We found no visible difference in mortality between the 2 time periods in the study suggesting that improvements in treatment practice of PJI in latter years does not influence over all mortality in PJI patients. This is further elucidated by the fact that no significant difference in mortality was observed between different treatment modalities. In a previous study by Fischbacher implant exchange was associated with lower mortality than DAIR , a finding that has not been reproduced elsewhere. The choice of surgical treatment strategy is usually made depending on type of infection, status of the implant and surrounding tissue. It could be hypothesized that DAIR treated patients would have lower mortality since most patients undergo only one surgery. On the other hand, most DAIR treated patients have early infections that tend to be caused by more virulent bacteria than chronic infections that need implant exchange to be cured, possibly counteracting the benefits of fewer operations. It is of interest that the few patients that were not operated at all had a similar mortality rate as surgically treated patients, suggesting that infection eradication is not a prerequisite for survival.

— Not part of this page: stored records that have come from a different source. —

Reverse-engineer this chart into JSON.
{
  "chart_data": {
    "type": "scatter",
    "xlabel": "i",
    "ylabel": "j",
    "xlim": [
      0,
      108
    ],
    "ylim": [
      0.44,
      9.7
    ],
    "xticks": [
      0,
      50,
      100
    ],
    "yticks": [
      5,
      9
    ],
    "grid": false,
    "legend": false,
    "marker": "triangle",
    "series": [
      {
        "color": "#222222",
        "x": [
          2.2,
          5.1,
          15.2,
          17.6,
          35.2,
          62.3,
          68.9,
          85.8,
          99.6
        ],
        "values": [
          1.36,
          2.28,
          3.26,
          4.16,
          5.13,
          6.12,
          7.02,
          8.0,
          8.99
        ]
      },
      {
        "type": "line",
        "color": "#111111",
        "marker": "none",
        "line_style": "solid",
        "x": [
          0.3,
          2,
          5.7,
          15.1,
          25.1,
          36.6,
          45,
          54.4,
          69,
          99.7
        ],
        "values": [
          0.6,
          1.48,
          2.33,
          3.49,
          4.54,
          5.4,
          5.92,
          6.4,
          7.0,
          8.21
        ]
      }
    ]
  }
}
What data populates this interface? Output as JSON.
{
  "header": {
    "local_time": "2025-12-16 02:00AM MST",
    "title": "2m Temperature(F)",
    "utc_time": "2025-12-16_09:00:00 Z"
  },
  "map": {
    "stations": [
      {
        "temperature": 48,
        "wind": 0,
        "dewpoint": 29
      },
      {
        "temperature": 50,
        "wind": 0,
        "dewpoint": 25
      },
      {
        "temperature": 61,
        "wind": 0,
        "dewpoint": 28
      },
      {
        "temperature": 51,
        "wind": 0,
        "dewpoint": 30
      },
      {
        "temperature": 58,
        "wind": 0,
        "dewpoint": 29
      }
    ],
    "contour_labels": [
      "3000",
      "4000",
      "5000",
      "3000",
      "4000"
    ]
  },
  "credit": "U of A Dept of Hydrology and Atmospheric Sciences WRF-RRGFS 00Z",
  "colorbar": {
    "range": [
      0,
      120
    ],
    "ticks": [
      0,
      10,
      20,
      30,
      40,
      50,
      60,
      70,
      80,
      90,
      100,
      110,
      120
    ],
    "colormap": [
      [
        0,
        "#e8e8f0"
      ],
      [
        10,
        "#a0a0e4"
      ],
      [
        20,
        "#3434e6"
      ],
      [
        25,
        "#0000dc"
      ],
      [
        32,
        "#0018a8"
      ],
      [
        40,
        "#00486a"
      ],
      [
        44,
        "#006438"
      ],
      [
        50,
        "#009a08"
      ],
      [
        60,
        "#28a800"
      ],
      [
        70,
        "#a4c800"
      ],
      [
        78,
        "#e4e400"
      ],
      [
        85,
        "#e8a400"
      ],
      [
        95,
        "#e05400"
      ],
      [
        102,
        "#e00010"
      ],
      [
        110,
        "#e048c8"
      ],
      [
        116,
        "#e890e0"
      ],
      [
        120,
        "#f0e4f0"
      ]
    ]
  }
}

The presented study has a few limitations. First, we used retrospective review of medical records to determine whether PJI was present or not, and diagnosis of PJI was determined by the treating physician. This leads to some variability, and PJIs may have been missed or falsely classified as infected. Further, there is an issue of immortality time bias in the PJI group that we were unable to control for. We believe the impact of this to be minor in the long term, with a maximum of 90 days increased survivorship in the PJI group. In the short term, however, mortality in the PJI cohort may have been underestimated due to this issue. Major risk factors for PJI and death, such as smoking and comorbidities, were unavailable to us. ASA score was included in the SKAR from 2009 and therefore only available for part of our cases. We included ASA score in our analyses where possible to try to ameliorate this lack. It would be interesting to investigate the cause of death in the PJI cohort, since this would elucidate the increased mortality rate further.
The major strength of our work is its size and nationwide setting. The use of the Swedish tax agency accounts for accurate mortality data with approximately zero data loss or misclassifications.